DMME stated that it acted within the confines of the current law.

If so, isn’t it reasonable to expect that a responsible, pro-active regulator would petition the legislature to give it more regulatory powers to address the pressing issues of public concern, rather than hide behind the outdated statute enacted 30 years ago?

The centerpiece of DMME’s "response" is that the report was based on incomplete information that was obtained through the Freedom of Information Act requests by three Virginia citizens.

It may come as a surprise to DMME, but in the 21st century, regulatory agencies at the federal and state levels have long adopted the practice of publishing all documents pertaining to industry permitting and regulation in electronic databases with free public access and various search functions. Instead, DMME continues to keep all the uranium exploration documents out of public reach and requires Virginia taxpayers whose interests DMME is supposedly protecting to pay for each request of information that should be readily available free of charge.

In addition, as DMME made it clear in its response, the agency does not even guarantee that it would provide complete records in response to citizens’ FOIA requests. DMME places the burden on the requesting citizens, while it is the agency’s obligation to ensure that records are accurate, complete and easily accessible by the public.

As for the documents subject to confidential treatment, the best practice would be to have a record of such documents, with a short description of what the document is, included in a publicly accessible electronic database.

The confidentiality treatment only applies to the content of documents, not to the very fact of their existence. Absent the public electronic database of uranium exploration records, the public does not even know what documents DMME has in its possession. This way DMME can always withhold any document it wishes, and those requesting documents through the FOIA process will never know if they have a complete record. DMME can always claim whenever it deems beneficial that the record provided was not complete.

This is a far cry from transparency.

Also, DMME’s response does not address the agency’s failure to ensure that Virginia Uranium Inc. notified adjacent property owners and local officials prior to drilling, despite the explicit requirement in DMME’s own permit application form.

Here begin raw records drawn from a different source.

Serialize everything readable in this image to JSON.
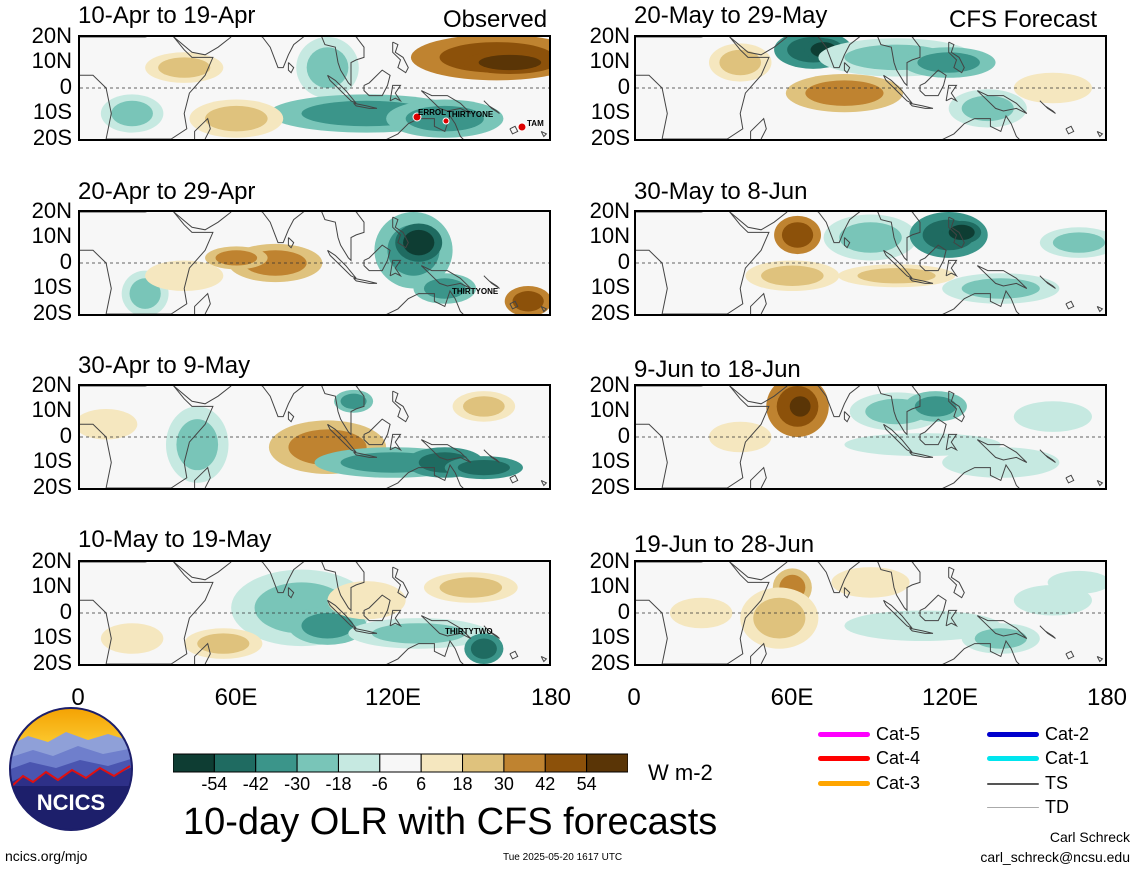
{
  "header": {
    "left_tag": "Observed",
    "right_tag": "CFS Forecast"
  },
  "panels_left": [
    {
      "title": "10-Apr to 19-Apr"
    },
    {
      "title": "20-Apr to 29-Apr"
    },
    {
      "title": "30-Apr to 9-May"
    },
    {
      "title": "10-May to 19-May"
    }
  ],
  "panels_right": [
    {
      "title": "20-May to 29-May"
    },
    {
      "title": "30-May to 8-Jun"
    },
    {
      "title": "9-Jun to 18-Jun"
    },
    {
      "title": "19-Jun to 28-Jun"
    }
  ],
  "lat_labels": [
    "20N",
    "10N",
    "0",
    "10S",
    "20S"
  ],
  "lon_labels": [
    "0",
    "60E",
    "120E",
    "180"
  ],
  "storms": {
    "p1": [
      "ERROL",
      "THIRTYONE",
      "TAM"
    ],
    "p2": [
      "THIRTYONE"
    ],
    "p4": [
      "THIRTYTWO"
    ]
  },
  "colorbar": {
    "tick_labels": [
      "-54",
      "-42",
      "-30",
      "-18",
      "-6",
      "6",
      "18",
      "30",
      "42",
      "54"
    ],
    "colors": [
      "#0e3d33",
      "#1f6b61",
      "#3b958a",
      "#79c5b8",
      "#c6e9e1",
      "#f7f7f7",
      "#f5e7bf",
      "#dfc27d",
      "#bf8330",
      "#8c510a",
      "#5a3506"
    ],
    "units": "W m-2"
  },
  "main_title": "10-day OLR with CFS forecasts",
  "logo_text": "NCICS",
  "footer": {
    "url": "ncics.org/mjo",
    "timestamp": "Tue 2025-05-20 1617 UTC",
    "author": "Carl Schreck",
    "email": "carl_schreck@ncsu.edu"
  },
  "storm_legend": [
    {
      "label": "Cat-5",
      "color": "#ff00ff"
    },
    {
      "label": "Cat-4",
      "color": "#ff0000"
    },
    {
      "label": "Cat-3",
      "color": "#ffa500"
    },
    {
      "label": "Cat-2",
      "color": "#0000cd"
    },
    {
      "label": "Cat-1",
      "color": "#00e5ee"
    },
    {
      "label": "TS",
      "color": "#555555"
    },
    {
      "label": "TD",
      "color": "#aaaaaa"
    }
  ]
}
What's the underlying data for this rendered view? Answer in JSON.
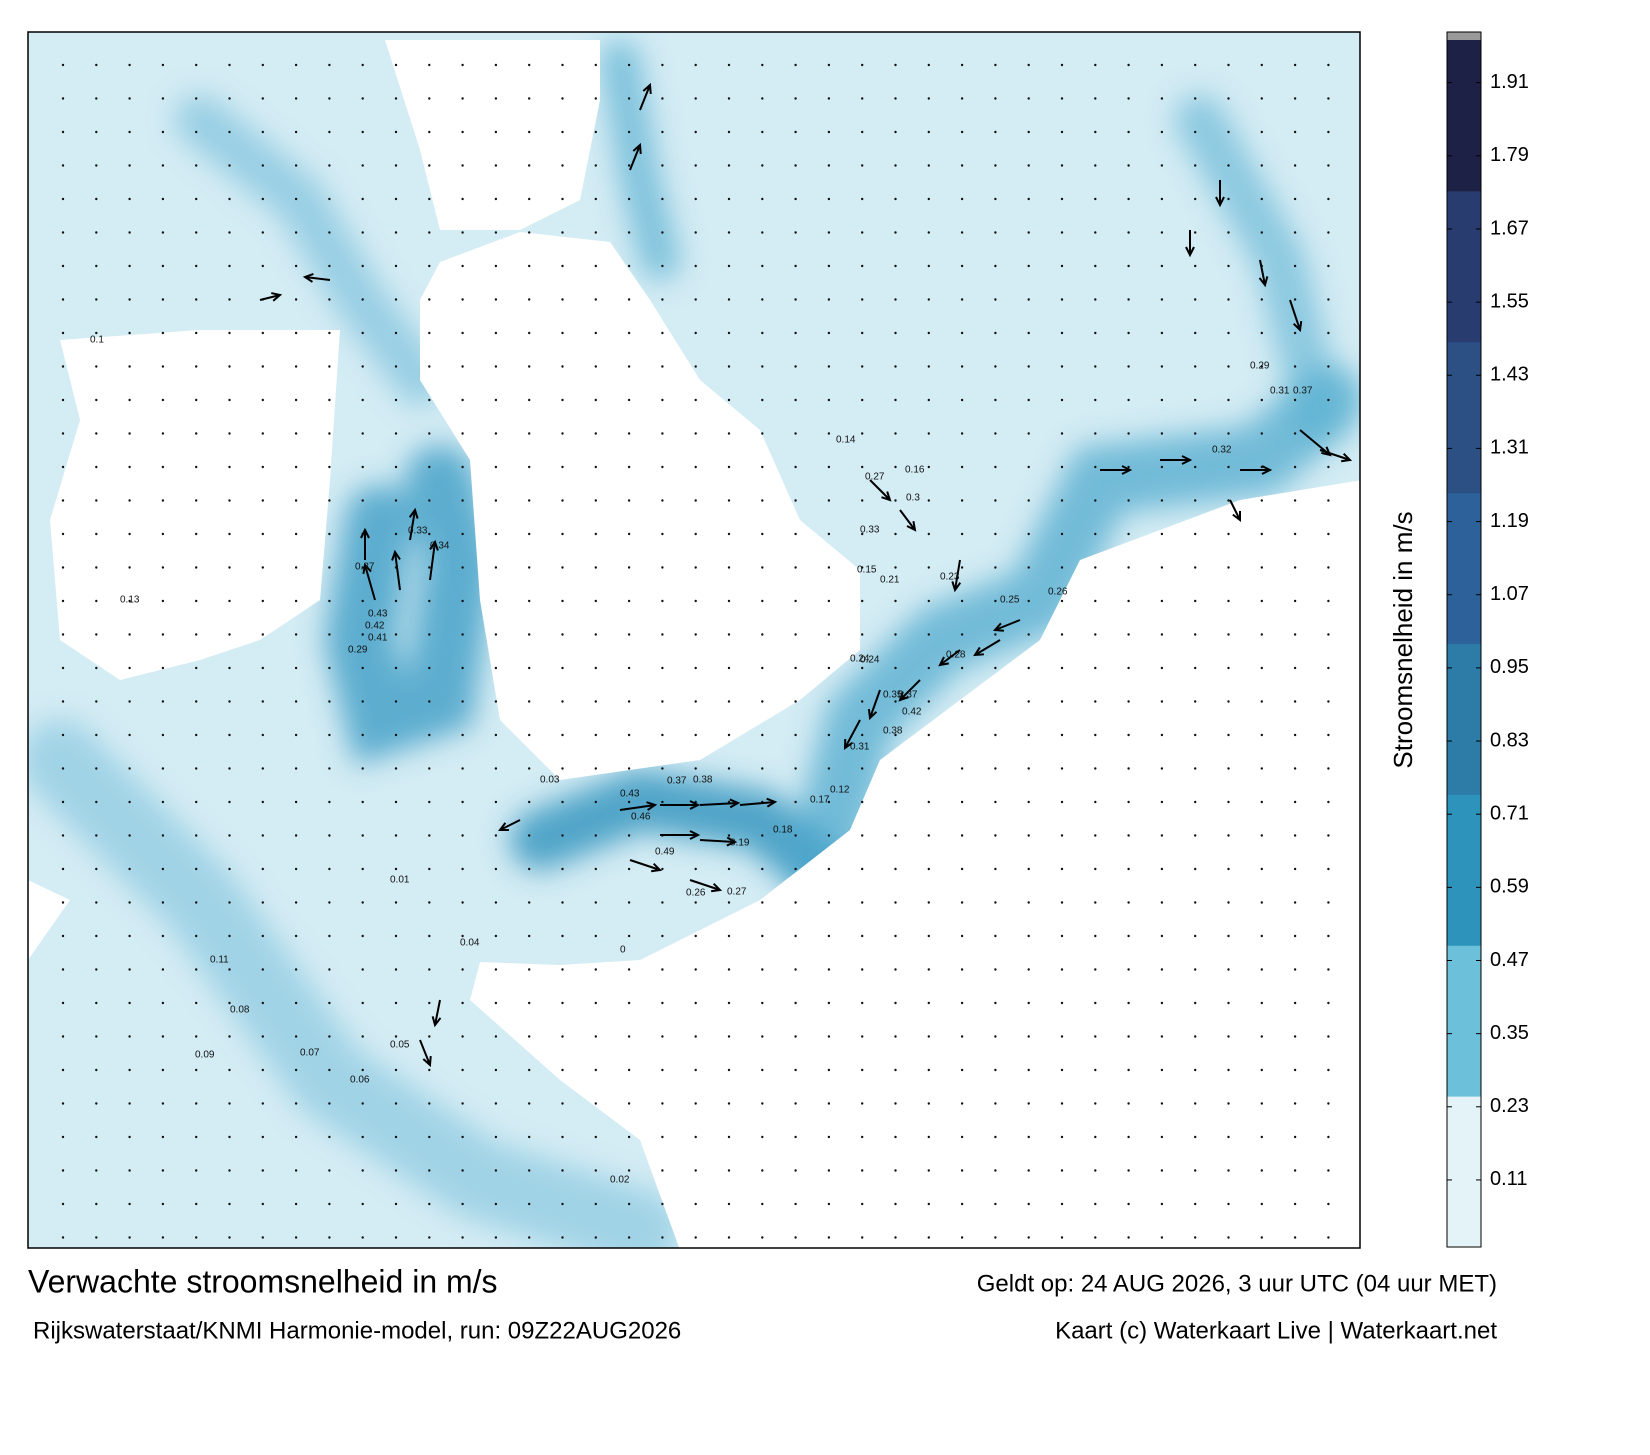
{
  "header": {
    "title": "Verwachte stroomsnelheid in m/s",
    "subtitle": "Rijkswaterstaat/KNMI Harmonie-model, run: 09Z22AUG2026",
    "valid_time": "Geldt op: 24 AUG 2026, 3 uur UTC (04 uur MET)",
    "credit": "Kaart (c) Waterkaart Live | Waterkaart.net"
  },
  "colorbar": {
    "label": "Stroomsnelheid in m/s",
    "lim": [
      0,
      1.98
    ],
    "ticks": [
      0.11,
      0.23,
      0.35,
      0.47,
      0.59,
      0.71,
      0.83,
      0.95,
      1.07,
      1.19,
      1.31,
      1.43,
      1.55,
      1.67,
      1.79,
      1.91
    ],
    "colors": [
      "#e4f3f8",
      "#6cc0d9",
      "#2d93ba",
      "#2d7ca8",
      "#2d6199",
      "#2c4f84",
      "#293c70",
      "#1d2145"
    ]
  },
  "map_labels": [
    "0.43",
    "0.42",
    "0.41",
    "0.37",
    "0.34",
    "0.33",
    "0.29",
    "0.46",
    "0.49",
    "0.43",
    "0.37",
    "0.38",
    "0.27",
    "0.26",
    "0.24",
    "0.23",
    "0.35",
    "0.37",
    "0.42",
    "0.38",
    "0.31",
    "0.33",
    "0.3",
    "0.27",
    "0.28",
    "0.26",
    "0.25",
    "0.32",
    "0.31",
    "0.37",
    "0.29",
    "0.24",
    "0.21",
    "0.19",
    "0.18",
    "0.17",
    "0.16",
    "0.15",
    "0.14",
    "0.13",
    "0.12",
    "0.11",
    "0.1",
    "0.09",
    "0.08",
    "0.07",
    "0.06",
    "0.05",
    "0.04",
    "0.03",
    "0.02",
    "0.01",
    "0"
  ]
}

Exploratory drilling creates pathways for contaminants to escape into groundwater, creating the risk of poisoning neighbors’ wells and spills into nearby creeks. A poisoned well renders the property unmarketable and virtually uninhabitable. That is why, it is impossible to overstate the importance of the notice to adjacent landowners prior to commencement of exploratory drilling.

Neither Virginia statute nor DMME regulations require testing of neighboring wells prior to drilling.

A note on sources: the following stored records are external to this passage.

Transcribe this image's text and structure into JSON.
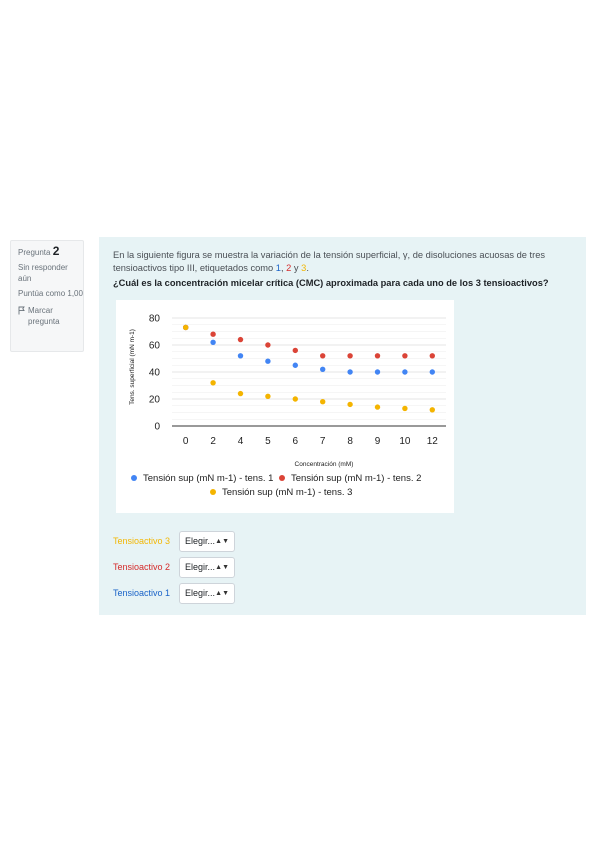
{
  "question_info": {
    "question_prefix": "Pregunta",
    "question_number": "2",
    "status": "Sin responder aún",
    "score": "Puntúa como 1,00",
    "flag_label": "Marcar pregunta"
  },
  "question": {
    "text_before": "En la siguiente figura se muestra la variación de la tensión superficial, γ, de disoluciones acuosas de tres tensioactivos tipo III, etiquetados como ",
    "label1": "1",
    "sep1": ", ",
    "label2": "2",
    "sep2": " y ",
    "label3": "3",
    "text_after": ".",
    "bold_text": "¿Cuál es la concentración micelar crítica (CMC) aproximada para cada uno de los 3 tensioactivos?"
  },
  "answers": [
    {
      "label": "Tensioactivo 3",
      "value": "Elegir...",
      "color": "#f2b705"
    },
    {
      "label": "Tensioactivo 2",
      "value": "Elegir...",
      "color": "#d52b2b"
    },
    {
      "label": "Tensioactivo 1",
      "value": "Elegir...",
      "color": "#1a63c8"
    }
  ],
  "colors": {
    "series1": "#4285f4",
    "series2": "#db4437",
    "series3": "#f4b400"
  },
  "chart_data": {
    "type": "scatter",
    "xlabel": "Concentración (mM)",
    "ylabel": "Tens. superficial (mN m-1)",
    "x": [
      0,
      2,
      4,
      5,
      6,
      7,
      8,
      9,
      10,
      12
    ],
    "xticks": [
      "0",
      "2",
      "4",
      "5",
      "6",
      "7",
      "8",
      "9",
      "10",
      "12"
    ],
    "yticks": [
      0,
      20,
      40,
      60,
      80
    ],
    "ylim": [
      0,
      80
    ],
    "grid": true,
    "legend_position": "bottom",
    "series": [
      {
        "name": "Tensión sup (mN m-1) - tens. 1",
        "values": [
          73,
          62,
          52,
          48,
          45,
          42,
          40,
          40,
          40,
          40
        ]
      },
      {
        "name": "Tensión sup (mN m-1) - tens. 2",
        "values": [
          73,
          68,
          64,
          60,
          56,
          52,
          52,
          52,
          52,
          52
        ]
      },
      {
        "name": "Tensión sup (mN m-1) - tens. 3",
        "values": [
          73,
          32,
          24,
          22,
          20,
          18,
          16,
          14,
          13,
          12
        ]
      }
    ]
  }
}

The advance notice of drilling is the landowner’s only chance to test the well water prior to drilling, to ensure that the company doing exploration can be held liable in the event of well contamination. Residents neighboring the Coles Hill site were deprived of this only chance.

What DMME’s oral response demonstrates yet again is that DMME consistently fails to adhere to principles of transparency and public participation, the two cornerstone requirements identified by the National Academy of Sciences as necessary for protection of public health and welfare in the event uranium mining is ever allowed in the Commonwealth.

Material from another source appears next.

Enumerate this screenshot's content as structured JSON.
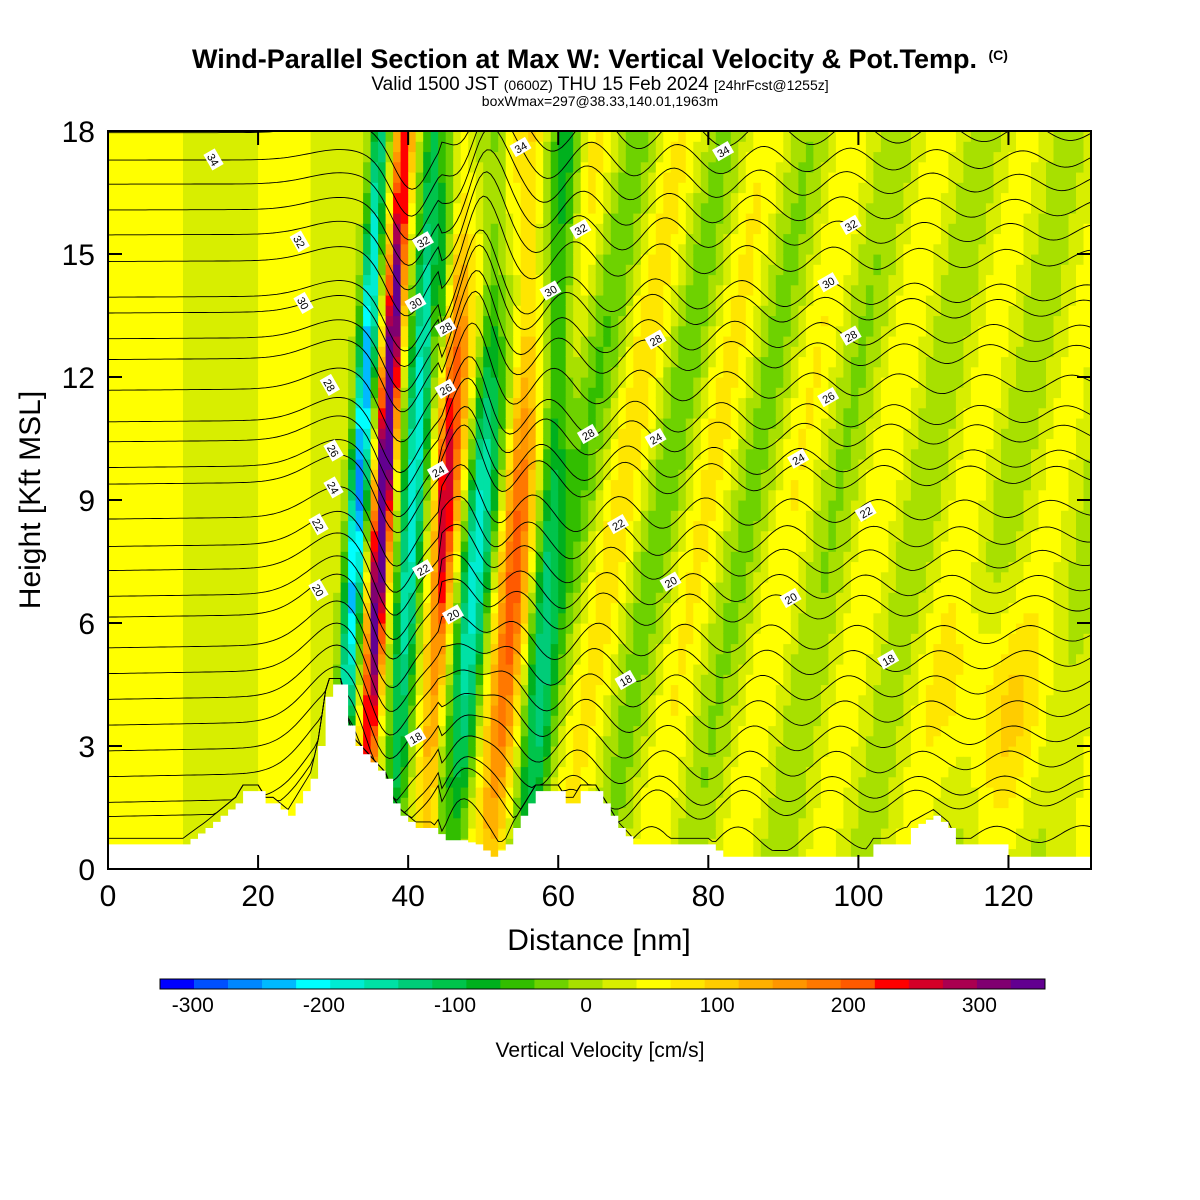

Can we truly entrust DMME with regulating such a risky activity as uranium mining in the wet climate of Virginia?

The answer is obviously no.

Our legislators’ first priority in the 2014 legislative session should be the complete overhaul of the uranium exploration program and the enactment of a moratorium on all exploratory activities until the statute governing uranium exploration is updated to provide for appropriate regulatory authority and safeguards.
 
 
Kolotushkina is the legislative and regulatory advisor for the Roanoke River Basin Association (www.rrba.org).